Molloy by Samuel Beckett (English version published by Grove Press: 1955) A book in two parts, each narrated by different odd-balls (or the same one? I don’t even know). First half covers travails of some vagrant as he goes through life trying to get back to his mother’s house. The second half is some kind of weirdo bounty hunter (or investigator?) as he sets out to find the first guy.

 

In the almighty words of that other Sam Beckett, “oh boy.” (Quantum Leap reference there for you. Hope you enjoyed it.)

 

Oh boy. I have no idea where to begin. None.

 

This book starts out confusing and gets confusinger.

 

The first 93 pages have two paragraphs (a short one and a much, much longer one). It just runs and runs and runs with the bizarre ramblings of an utterly bizarre man. It’s not stream of consciousness stuff; not quite as confusing as some of Will Self’s shots. In and of themselves, the events and the observations make sense. But stitch them all together and you’re constantly kept upside down and spinning. No anchors.

 

The second half doesn’t make much more sense. Sure, it has more actual paragraphs, and probably has an easier to follow sequence of events, but they’re still the ramblings of a mad-man; one who declines as you go on.

 

I highlighted a bunch of passages and sentences in this.

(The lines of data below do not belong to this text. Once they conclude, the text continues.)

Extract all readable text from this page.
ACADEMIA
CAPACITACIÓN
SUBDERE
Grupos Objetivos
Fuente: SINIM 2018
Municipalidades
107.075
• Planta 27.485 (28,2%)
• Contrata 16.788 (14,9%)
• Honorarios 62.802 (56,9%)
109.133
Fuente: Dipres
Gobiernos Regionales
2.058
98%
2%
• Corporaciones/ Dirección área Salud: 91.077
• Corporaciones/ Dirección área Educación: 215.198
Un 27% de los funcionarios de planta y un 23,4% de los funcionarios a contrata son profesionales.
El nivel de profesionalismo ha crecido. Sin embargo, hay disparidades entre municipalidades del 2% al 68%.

I did that because a lot of it popped out as wise, or profound, or hilarious. There is nugget after nugget of brilliance. Phrases and wording and observations that arrest you.

 

I never quite settled into it, never found real comfort, but the more I swallowed, the more sense I found in-between the lines. This is a book that, I’m certain, I could read ten times and learn more each go around. I think I picked up about 10% of what Beckett was selling in this book, and I’m hungry for the other 90.

 

But this is tough work. This is something to be read without distraction, but with regular breaks to make a cup of tea, otherwise you’ll go mental nuts. It’s one to commit to.

 

I never know how to score books like this. I worry that if I give it a high score and you go read it (because I’m that influential), you’ll hate it. For large chunks of it, I was not enjoying myself. It’s a very easy book to hate. To miss.

 

But at the same time, I can’t stop thinking about it now that I’ve finished it. And part of me, a big part, wants to pick it up again and start over.

 

What does Ziggy say, Al?

 

6 GBR

 

That’s where I sit with it. 6. If I read it again, and (hopefully) take a bite out of that 90% I missed, I’ll up the score. And again if I read it a third time. By the time I’ve got through it a dozen times, I suspect it’ll be a 10GBR. It has that in it, I’m sure, just not first time through.